La justice se penche sur les détournements de fonds présumés au Sénat : de quoi s'agit-il ?

Publié le 6 novembre 2017 à 11h52
La justice se penche sur les détournements de fonds présumés au Sénat : de quoi s'agit-il ?

DÉCRYPTAGE - Cinq anciens sénateurs contestent ce lundi, devant la cour d'appel de Paris, leur mise en examen dans l'enquête sur des détournements de fonds présumés au profit du groupe ex-UMP. LCI vous résume cette affaire au long cours.

C'est une audience cruciale dans l'enquête sur les détournements de fonds présumés au Sénat au profit de l'ancien groupe UMP du Palais du Luxembourg. Lundi, cinq anciens sénateurs contestent devant la cour d'appel de Paris leur mise en examen dans cette affaire, estimant notamment que la qualification pénale de "détournements de fonds publics" serait inapplicable aux parlementaires. LCI vous résume l'affaire. 

Un signalement de Tracfin

En juillet 2012, un signalement de Tracfin, la cellule antiblanchiment de Bercy, dévoilé par Mediapart, révèle que l'Union des républicains au Sénat (URS), association liée à l'UMP, a reçu plus de 450.000 euros du groupe UMP au Sénat entre novembre 2009 et mars 2012. Sur cette somme, 206.000 euros ont été versés sous forme de chèques à 27 sénateurs, et 112.000 euros débités en espèces. 

Plus tard, en juin 2015, d'autres versements sont retracés sur la période 2012-2015, dont une somme de 130.000 euros au profit du sénateur-maire de Marseille, Jean-Claude Gaudin. 

Comment ce système fonctionnait-il ?

Selon Mediapart, le système remonte à avant 2009. D'après l'enquête, les sénateurs, qui bénéficient d'un crédit mensuel de 7.600 euros pour rémunérer leurs collaborateurs, pouvaient, lorsqu'ils n'épuisaient pas la totalité de ce crédit, en déléguer une partie au groupe UMP du Sénat, afin que ce dernier embauche du personnel. Certains élus récupéraient ensuite le tiers de la somme versée au groupe UMP via l'URS. D'autres élus auraient été payés directement par le groupe UMP, bénéficiant ainsi d'un confortable "complément de revenu", en plus de leurs indemnités de 5.300 euros nets par mois. 

Selon une source proche des cinq sénateurs qui contestent leur mise en examen, "aucun n'avait conscience de commettre une infraction" à travers ce mécanisme de rétrocession. Mediapart a affirmé que François Fillon, alors sénateur, avait bénéficié de certaines sommes avant la période qui intéresse aujourd'hui la justice, ainsi que le sénateur Bruno Retailleau, dont il est proche. Dans cette enquête, neuf personnes, dont sept élus, ont été mises en examen par les juges financiers. 

Pourquoi contestent-ils leur mise en examen ?

Les cinq ex-sénateurs mis en examen, dont l'ancien trésorier du groupe UMP Jean-Claude Carles et l'ex-sénateur Henri de Raincourt, nient tout détournement et demandent la nullité de leur mise en examen. Une requête qui a poussé la chambre de l'instruction de la cour d'appel de Paris - fait rarissime - à suspendre toute nouvelle investigation pour pouvoir se prononcer sur cette ligne de défense qui pourrait remettre en cause l'ensemble de l'enquête. 

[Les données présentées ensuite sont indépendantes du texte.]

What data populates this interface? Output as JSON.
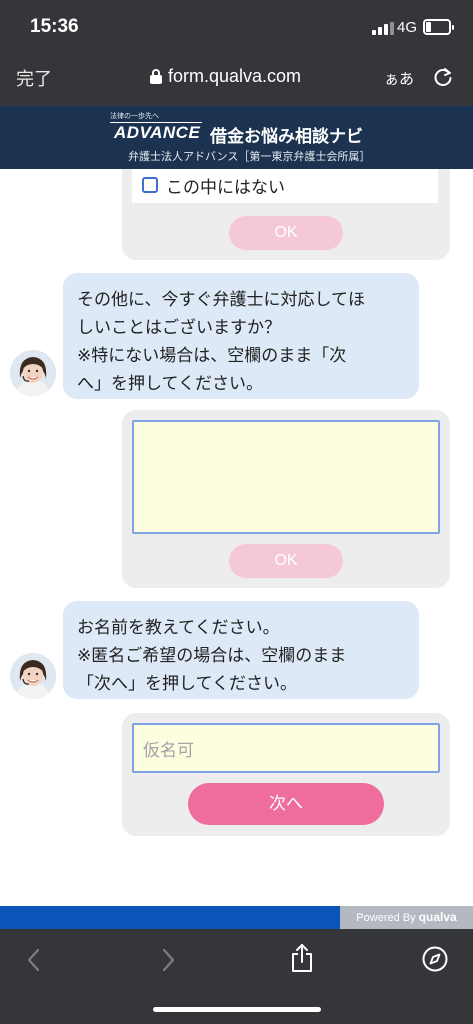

Lundi, la cour d'appel doit se prononcer sur l'argumentaire des anciens sénateurs, qui invoquent la séparation des pouvoirs et l'autonomie des groupes politiques parlementaires garantie par la Constitution. Cela empêcherait selon eux au pouvoir judiciaire de s'immiscer dans la gestion de ces groupes politiques. En outre, selon les mêmes principes, la qualification pénale de détournements de fonds publics serait inapplicable aux parlementaires.